Request for OpenAI to End the Rapid-Iteration Model Strategy and Focus on Delivering Fully-Mature Models

Dear OpenAI Team,

I am writing as part of a growing group of long-term, paying users who have become increasingly concerned about the rapid-iteration model strategy that OpenAI has adopted in the past several months.

This constant cycle of 5.2 → 5.3 → 5.4—each released within extremely short intervals—has led to a noticeable decline in real-world usability, stability, and consistency. While benchmark scores may improve on paper, the actual user experience has suffered. Many users have already expressed that:

5.2 feels like a regression

5.3 Instant lacks depth and coherence

5.4 Thinking is verbose, unnatural, and often less helpful than 5.1

This pattern strongly suggests one underlying issue:

The models are being released before they are truly ready.

The rapid-iteration strategy may look good for marketing and competitive optics, but it is degrading user trust and accelerating user churn. Frequent “upgrades” that feel like downgrades are more damaging than no upgrade at all.

Our request is simple and constructive:

1. Stop releasing rushed model updates.

Users do not need a new model every few weeks.

Users need a model that actually works, consistently and reliably.

2. Stabilize the product instead of chasing iteration velocity.

A slower cycle with higher quality is far better than a rapid cycle with unstable performance.

3. Focus resources on building a truly next-generation model (e.g., GPT-6)

One that is comprehensively tested, deeply aligned with user needs, and not pushed out prematurely due to competitive pressure.

4. Do not remove stable models (such as GPT-5.1) until the successor is genuinely superior.

Replacing a well-loved, reliable model with multiple immature iterations creates frustration and forces users into alternatives.

Why this matters

OpenAI has always been perceived as the leader in quality, reasoning, and user experience.

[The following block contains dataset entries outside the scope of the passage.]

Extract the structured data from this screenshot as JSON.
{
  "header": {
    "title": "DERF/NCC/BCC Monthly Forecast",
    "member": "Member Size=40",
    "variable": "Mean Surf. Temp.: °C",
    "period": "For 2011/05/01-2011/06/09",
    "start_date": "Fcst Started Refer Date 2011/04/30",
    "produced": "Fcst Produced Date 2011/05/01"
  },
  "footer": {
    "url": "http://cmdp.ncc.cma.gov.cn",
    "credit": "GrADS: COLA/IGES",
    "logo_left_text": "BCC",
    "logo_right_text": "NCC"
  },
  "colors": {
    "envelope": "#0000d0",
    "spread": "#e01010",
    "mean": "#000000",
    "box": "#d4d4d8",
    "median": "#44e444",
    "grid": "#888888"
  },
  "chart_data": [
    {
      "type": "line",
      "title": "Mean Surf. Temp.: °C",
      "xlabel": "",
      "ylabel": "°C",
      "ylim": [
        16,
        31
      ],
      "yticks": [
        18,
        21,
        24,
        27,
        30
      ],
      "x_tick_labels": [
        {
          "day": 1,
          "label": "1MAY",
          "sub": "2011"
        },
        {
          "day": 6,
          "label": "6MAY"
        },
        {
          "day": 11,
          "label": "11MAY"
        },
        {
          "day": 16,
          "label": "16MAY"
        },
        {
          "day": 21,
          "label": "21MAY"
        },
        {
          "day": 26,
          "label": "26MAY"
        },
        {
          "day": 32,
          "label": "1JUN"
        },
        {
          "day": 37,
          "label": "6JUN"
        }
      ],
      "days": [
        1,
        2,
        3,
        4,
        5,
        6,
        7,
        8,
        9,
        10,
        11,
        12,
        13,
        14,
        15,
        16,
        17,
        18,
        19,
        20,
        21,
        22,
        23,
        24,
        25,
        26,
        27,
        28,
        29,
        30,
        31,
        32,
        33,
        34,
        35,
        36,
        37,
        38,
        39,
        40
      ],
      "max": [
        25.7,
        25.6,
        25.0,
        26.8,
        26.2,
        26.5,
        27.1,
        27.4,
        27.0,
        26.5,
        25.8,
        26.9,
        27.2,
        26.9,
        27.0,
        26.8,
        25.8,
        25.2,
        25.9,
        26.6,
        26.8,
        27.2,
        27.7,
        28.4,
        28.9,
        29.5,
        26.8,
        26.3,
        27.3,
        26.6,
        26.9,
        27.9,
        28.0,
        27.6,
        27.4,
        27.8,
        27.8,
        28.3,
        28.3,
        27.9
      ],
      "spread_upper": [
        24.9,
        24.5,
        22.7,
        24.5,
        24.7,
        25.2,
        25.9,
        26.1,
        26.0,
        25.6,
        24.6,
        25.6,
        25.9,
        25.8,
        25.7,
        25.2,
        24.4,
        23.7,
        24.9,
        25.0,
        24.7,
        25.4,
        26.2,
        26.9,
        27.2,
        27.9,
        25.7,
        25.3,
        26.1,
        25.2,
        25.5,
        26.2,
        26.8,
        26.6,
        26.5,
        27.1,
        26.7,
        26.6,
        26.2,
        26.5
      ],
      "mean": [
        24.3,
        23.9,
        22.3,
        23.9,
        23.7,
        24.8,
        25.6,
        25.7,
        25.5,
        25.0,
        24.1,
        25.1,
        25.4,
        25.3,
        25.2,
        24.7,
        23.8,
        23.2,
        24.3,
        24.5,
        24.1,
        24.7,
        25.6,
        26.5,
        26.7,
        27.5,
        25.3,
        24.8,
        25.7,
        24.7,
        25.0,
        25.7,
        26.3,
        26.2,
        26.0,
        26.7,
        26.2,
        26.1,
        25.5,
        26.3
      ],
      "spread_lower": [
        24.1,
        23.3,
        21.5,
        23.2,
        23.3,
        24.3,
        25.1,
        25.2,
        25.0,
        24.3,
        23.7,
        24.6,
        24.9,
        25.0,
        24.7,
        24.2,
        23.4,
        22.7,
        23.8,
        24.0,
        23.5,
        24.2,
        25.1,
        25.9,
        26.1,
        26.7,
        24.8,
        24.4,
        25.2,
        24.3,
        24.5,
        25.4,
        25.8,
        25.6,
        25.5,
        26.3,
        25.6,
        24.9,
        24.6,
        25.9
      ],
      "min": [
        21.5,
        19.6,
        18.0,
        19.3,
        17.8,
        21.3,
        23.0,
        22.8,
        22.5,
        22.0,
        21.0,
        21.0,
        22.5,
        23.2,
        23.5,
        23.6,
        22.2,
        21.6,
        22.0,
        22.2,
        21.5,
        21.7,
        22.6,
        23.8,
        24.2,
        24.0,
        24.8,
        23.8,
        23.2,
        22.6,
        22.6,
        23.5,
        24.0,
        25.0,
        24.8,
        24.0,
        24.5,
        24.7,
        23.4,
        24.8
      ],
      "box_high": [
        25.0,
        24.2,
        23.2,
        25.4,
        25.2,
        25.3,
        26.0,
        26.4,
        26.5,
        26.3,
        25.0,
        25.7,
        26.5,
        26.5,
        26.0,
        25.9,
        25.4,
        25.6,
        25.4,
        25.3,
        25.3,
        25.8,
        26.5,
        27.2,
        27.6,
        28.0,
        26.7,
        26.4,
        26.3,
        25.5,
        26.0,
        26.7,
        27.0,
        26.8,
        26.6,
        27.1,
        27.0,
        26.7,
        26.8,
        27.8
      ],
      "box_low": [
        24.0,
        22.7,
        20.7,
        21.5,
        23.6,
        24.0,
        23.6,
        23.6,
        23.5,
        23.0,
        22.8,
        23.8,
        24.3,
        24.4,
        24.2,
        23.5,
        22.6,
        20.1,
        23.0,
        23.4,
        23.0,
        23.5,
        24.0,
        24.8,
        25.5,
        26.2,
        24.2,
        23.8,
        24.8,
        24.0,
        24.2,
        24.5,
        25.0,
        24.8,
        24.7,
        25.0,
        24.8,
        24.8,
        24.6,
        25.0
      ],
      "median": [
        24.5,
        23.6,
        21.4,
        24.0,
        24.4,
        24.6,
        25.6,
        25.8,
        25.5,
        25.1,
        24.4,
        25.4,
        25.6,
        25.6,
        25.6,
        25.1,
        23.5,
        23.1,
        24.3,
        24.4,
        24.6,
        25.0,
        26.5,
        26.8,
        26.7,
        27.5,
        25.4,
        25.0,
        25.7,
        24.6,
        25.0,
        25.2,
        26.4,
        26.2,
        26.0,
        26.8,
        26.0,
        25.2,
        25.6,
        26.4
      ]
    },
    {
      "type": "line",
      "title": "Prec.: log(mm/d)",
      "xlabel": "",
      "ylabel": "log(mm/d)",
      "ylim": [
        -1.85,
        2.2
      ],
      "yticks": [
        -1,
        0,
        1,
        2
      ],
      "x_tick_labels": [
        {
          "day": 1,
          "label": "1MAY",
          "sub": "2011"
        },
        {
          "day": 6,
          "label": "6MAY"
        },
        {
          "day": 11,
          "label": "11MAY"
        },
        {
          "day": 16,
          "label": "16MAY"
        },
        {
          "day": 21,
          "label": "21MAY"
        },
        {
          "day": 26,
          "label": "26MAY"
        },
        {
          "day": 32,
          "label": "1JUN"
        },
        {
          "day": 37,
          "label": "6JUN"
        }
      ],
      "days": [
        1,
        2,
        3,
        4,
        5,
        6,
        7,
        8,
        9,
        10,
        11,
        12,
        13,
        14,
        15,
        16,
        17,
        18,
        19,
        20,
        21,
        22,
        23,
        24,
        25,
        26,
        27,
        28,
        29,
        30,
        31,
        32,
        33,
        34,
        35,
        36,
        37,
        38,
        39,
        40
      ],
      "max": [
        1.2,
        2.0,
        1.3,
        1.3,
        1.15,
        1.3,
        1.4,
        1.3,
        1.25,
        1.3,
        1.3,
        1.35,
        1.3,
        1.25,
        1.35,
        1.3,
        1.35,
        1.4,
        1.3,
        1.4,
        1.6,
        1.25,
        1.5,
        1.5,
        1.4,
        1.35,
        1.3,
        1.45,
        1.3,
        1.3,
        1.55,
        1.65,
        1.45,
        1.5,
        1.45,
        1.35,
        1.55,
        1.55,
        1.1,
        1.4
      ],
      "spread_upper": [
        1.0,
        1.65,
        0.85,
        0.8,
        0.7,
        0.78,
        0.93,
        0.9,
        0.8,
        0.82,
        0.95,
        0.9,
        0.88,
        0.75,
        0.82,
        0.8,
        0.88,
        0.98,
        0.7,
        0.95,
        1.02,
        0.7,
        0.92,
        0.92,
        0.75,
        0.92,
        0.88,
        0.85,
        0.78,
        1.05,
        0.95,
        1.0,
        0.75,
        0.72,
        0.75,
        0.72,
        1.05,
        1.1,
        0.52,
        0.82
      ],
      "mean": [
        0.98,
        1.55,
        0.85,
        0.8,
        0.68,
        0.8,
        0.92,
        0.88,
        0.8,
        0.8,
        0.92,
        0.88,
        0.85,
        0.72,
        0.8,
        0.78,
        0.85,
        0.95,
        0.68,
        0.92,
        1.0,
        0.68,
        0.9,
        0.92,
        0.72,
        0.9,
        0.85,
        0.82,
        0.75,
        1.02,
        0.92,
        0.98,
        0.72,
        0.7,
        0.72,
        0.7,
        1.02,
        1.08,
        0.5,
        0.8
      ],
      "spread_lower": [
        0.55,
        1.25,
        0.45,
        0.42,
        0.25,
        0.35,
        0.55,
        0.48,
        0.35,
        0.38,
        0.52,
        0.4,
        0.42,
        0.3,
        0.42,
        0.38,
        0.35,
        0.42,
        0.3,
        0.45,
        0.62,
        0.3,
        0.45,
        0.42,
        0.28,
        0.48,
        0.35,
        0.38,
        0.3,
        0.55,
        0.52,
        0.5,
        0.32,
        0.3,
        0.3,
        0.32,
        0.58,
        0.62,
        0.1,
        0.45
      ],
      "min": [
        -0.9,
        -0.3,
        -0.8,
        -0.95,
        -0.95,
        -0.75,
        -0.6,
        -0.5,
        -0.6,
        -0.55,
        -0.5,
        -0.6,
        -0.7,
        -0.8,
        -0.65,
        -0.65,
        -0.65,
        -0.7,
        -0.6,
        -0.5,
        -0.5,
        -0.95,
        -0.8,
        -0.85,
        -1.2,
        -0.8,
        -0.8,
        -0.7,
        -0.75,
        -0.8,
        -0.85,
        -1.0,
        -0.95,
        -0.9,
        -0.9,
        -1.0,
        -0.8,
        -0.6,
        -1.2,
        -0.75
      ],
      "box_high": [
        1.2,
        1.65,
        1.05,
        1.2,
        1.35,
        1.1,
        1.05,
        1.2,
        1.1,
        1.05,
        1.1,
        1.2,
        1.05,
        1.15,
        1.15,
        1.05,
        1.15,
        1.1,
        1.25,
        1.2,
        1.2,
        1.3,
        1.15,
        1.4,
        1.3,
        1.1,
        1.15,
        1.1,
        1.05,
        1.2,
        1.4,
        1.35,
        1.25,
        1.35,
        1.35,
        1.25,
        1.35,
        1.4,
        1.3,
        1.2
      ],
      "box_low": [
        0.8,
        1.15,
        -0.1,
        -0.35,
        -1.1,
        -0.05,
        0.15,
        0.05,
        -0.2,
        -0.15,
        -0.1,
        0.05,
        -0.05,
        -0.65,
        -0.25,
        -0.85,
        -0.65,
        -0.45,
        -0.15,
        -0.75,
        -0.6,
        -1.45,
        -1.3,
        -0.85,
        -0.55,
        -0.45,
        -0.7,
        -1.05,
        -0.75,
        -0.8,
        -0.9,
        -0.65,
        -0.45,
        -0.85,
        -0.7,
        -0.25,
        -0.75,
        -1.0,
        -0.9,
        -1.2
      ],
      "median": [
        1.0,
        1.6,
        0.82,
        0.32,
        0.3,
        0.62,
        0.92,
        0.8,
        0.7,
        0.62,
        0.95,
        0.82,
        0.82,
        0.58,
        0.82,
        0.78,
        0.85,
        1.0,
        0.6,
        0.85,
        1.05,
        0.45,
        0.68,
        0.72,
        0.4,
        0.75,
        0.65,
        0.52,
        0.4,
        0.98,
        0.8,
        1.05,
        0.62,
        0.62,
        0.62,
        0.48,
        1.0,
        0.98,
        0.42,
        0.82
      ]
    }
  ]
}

But the recent rapid-fire releases have changed public perception dramatically:

Many users now feel the product regresses with each update.

Communities across Reddit, X, Zhihu, and Discord are openly comparing recent GPT releases unfavorably with competitors.

A large portion of power users are considering switching because they no longer trust that the next update will be better than the last.

This is a serious warning sign for a premium platform.

Our message is clear:

Please slow down.

Build something truly excellent.

Release it only when it is genuinely ready.

Users do not want constant iteration.

Users want quality, stability, and trustworthiness.

If that means waiting longer for GPT-6, then we are willing to wait.

What we cannot accept is a constant stream of half-prepared models that replace the tools we rely on.

Thank you for listening to the feedback of your long-term, paying users.

We hope you will reconsider the current iteration strategy and return to the excellence that defined GPT-4 and GPT-5.1.

Additionally, many users have noticed a serious regression in how GPT-5.3 and GPT-5.4 handle web search. These models frequently claim that they “cannot find any relevant information” or that “there is no clear answer online,” even in cases where the correct information is easily discoverable with a simple manual search.

This is not responsible caution; it is a failure of retrieval. In multiple real-world cases, users have verified that:

The requested information does exist on the open web, and can be located within seconds by a human using a normal search engine;

Earlier models (such as GPT-4o or GPT-5.1) were able to find and use this information correctly;

GPT-5.3 / 5.4, however, either refuse to search deeply, or prematurely conclude that “nothing can be found,” and then decline to answer.

From a user’s perspective, this behavior feels less like improved safety and more like “artificial helplessness”: the model gives up and says it cannot answer, not because the information is unavailable, but because it does not make a genuine effort to retrieve it. For advanced users who rely on browsing for research, this is one of the most damaging regressions in the GPT-5.x line.

To be honest, this rapid-iteration strategy is deeply frustrating on a user level. The problem is not just that some new models are worse — it is that users are constantly forced to re-adapt to unstable replacements. A good model never lasts long enough to become a trustworthy tool, while unfinished models are pushed out too quickly. This destroys continuity, trust, and long-term usability. For many users, the rapid-iteration strategy itself has become the root cause of the current dissatisfaction.